Before Parents United stepped inside D.C. Superior Court to put its case to Judge Kaye K. Christian, the group desperately sought to link its destiny with the school system’s. Andrew Jenkins, superintendent at the time, was not the friend Smith has become, but the parents group still did not want to injure the very bureaucracy it was trying desperately to improve. Parents United begged the school system to join it in the lawsuit and file a friend-of-the-court brief on behalf of the plaintiffs.
“We told them, ‘If you don’t, the mayor and council will drag you into this and make it seem as if you’re at fault,’” says Rice-Thurston.
The school board declined at the time, but last week six board members asked to become plaintiffs in the case so they could join Parents United in the push for full funding of school maintenance and repairs.
Sharon Pratt Kelly was mayor at the time the group stood poised to file its lawsuit. She responded to Parents United’s threat by pledging to set aside $50 million a year to deal with the $150-million backlog in school repairs. But Kelly never delivered on her commitment, coming up with only $30 million to cover a two-year period. When the school system did its own analysis of how much restoring its ancient facilities would cost, it discovered that the funding from the mayor only scratched the surface.
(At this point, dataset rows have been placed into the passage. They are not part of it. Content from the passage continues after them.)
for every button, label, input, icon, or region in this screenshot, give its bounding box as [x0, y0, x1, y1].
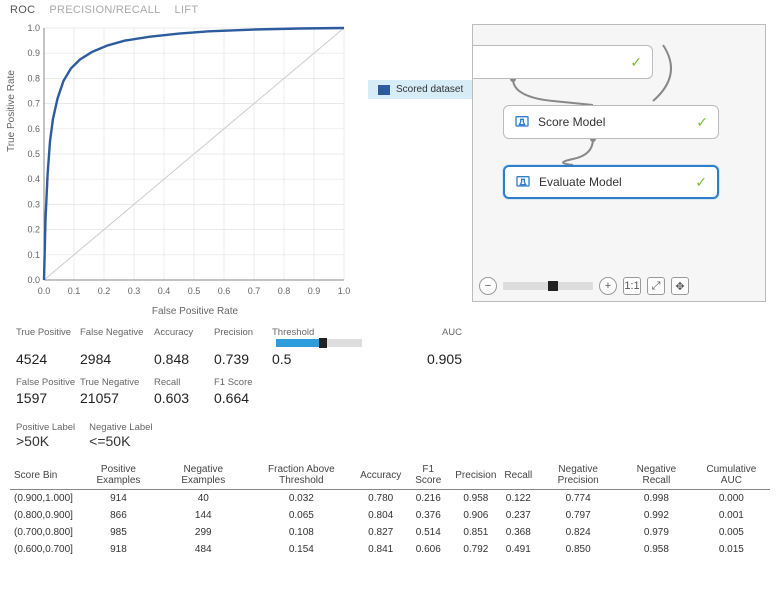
legend-label: Scored dataset: [396, 84, 463, 95]
neg-label-value: <=50K: [89, 433, 152, 449]
svg-text:0.7: 0.7: [248, 286, 261, 296]
pan-button[interactable]: ✥: [671, 277, 689, 295]
pipeline-node-n2[interactable]: Evaluate Model✓: [503, 165, 719, 199]
table-row[interactable]: (0.800,0.900]8661440.0650.8040.3760.9060…: [10, 507, 770, 524]
table-header[interactable]: Accuracy: [356, 461, 405, 490]
svg-text:0.6: 0.6: [27, 124, 40, 134]
svg-text:1.0: 1.0: [27, 23, 40, 33]
fp-value: 1597: [16, 390, 80, 414]
tab-roc[interactable]: ROC: [10, 4, 35, 16]
zoom-out-button[interactable]: −: [479, 277, 497, 295]
table-header[interactable]: Positive Examples: [77, 461, 160, 490]
pipeline-node-n1[interactable]: Score Model✓: [503, 105, 719, 139]
svg-text:0.8: 0.8: [27, 73, 40, 83]
pos-label-value: >50K: [16, 433, 75, 449]
pipeline-panel: el✓ Score Model✓ Evaluate Model✓ − + 1:1 ⤢…: [472, 24, 766, 302]
svg-text:0.4: 0.4: [27, 174, 40, 184]
check-icon: ✓: [630, 54, 642, 71]
zoom-reset-button[interactable]: 1:1: [623, 277, 641, 295]
x-axis-label: False Positive Rate: [40, 306, 350, 317]
zoom-toolbar: − + 1:1 ⤢ ✥: [479, 277, 759, 295]
fp-label: False Positive: [16, 377, 80, 388]
pos-label-label: Positive Label: [16, 422, 75, 433]
table-header[interactable]: Negative Recall: [620, 461, 693, 490]
y-axis-label: True Positive Rate: [6, 70, 17, 152]
fn-value: 2984: [80, 351, 154, 375]
roc-chart: True Positive Rate 0.00.00.10.10.20.20.3…: [10, 22, 350, 317]
zoom-slider[interactable]: [503, 282, 593, 290]
svg-text:0.3: 0.3: [128, 286, 141, 296]
metrics-grid: True Positive False Negative Accuracy Pr…: [0, 317, 780, 420]
legend-swatch: [378, 85, 390, 95]
svg-text:0.1: 0.1: [27, 250, 40, 260]
svg-text:0.2: 0.2: [27, 225, 40, 235]
prec-label: Precision: [214, 327, 272, 349]
svg-text:0.5: 0.5: [188, 286, 201, 296]
svg-text:0.7: 0.7: [27, 99, 40, 109]
table-header[interactable]: F1 Score: [405, 461, 451, 490]
pipeline-node-n0[interactable]: el✓: [472, 45, 653, 79]
svg-text:0.1: 0.1: [68, 286, 81, 296]
neg-label-label: Negative Label: [89, 422, 152, 433]
auc-value: 0.905: [392, 351, 462, 375]
class-labels: Positive Label >50K Negative Label <=50K: [0, 420, 780, 457]
tn-value: 21057: [80, 390, 154, 414]
svg-text:0.4: 0.4: [158, 286, 171, 296]
table-header[interactable]: Cumulative AUC: [693, 461, 770, 490]
svg-text:0.6: 0.6: [218, 286, 231, 296]
fit-button[interactable]: ⤢: [647, 277, 665, 295]
rec-value: 0.603: [154, 390, 214, 414]
zoom-in-button[interactable]: +: [599, 277, 617, 295]
table-row[interactable]: (0.600,0.700]9184840.1540.8410.6060.7920…: [10, 541, 770, 558]
auc-label: AUC: [392, 327, 462, 349]
svg-text:0.9: 0.9: [27, 48, 40, 58]
score-bin-table: Score BinPositive ExamplesNegative Examp…: [10, 461, 770, 558]
legend: Scored dataset: [368, 80, 473, 317]
svg-text:0.0: 0.0: [27, 275, 40, 285]
svg-text:0.0: 0.0: [38, 286, 51, 296]
f1-label: F1 Score: [214, 377, 272, 388]
rec-label: Recall: [154, 377, 214, 388]
prec-value: 0.739: [214, 351, 272, 375]
tabs: ROC PRECISION/RECALL LIFT: [0, 0, 780, 22]
table-header[interactable]: Precision: [451, 461, 500, 490]
acc-value: 0.848: [154, 351, 214, 375]
table-row[interactable]: (0.900,1.000]914400.0320.7800.2160.9580.…: [10, 490, 770, 508]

The system actually needed $583 million. Since then, another parents group, the 21st Century Fund, has reported that to fully renovate buildings, including wiring them for the latest electronic technology, would cost $1.2 billion.
“This council and this mayor have given the school system el ziperino toward a capital budget to fix those buildings,” says a frustrated Rice-Thurston.
In a broader sense, the roof fell in when the roofs on various schools started falling in. Roofs cost an average of $1 million to replace; the school system has 91 buildings that need new roofs. Rice-Thurston says she understands the city can’t come up with $91 million, but she feels there are rampant misplaced priorities, citing the city’s projected $60 million investment in the downtown arena and the multimillion-dollar convention center. Next to the pressing needs of the city’s school system, “I consider these to be superfluous,” she says.
Meanwhile, Rice-Thurston, Levy, and others at Parents United aren’t sure what protection they can give the school system of their friend the superintendent, who Wednesday faced a tribunal at Martin Luther King Memorial Library, where several residents called for his head.
“We feel terrible. All these good things have happened under the superintendent, and we have to sit by while he is being pilloried for not opening six schools,” says Rice-Thurston.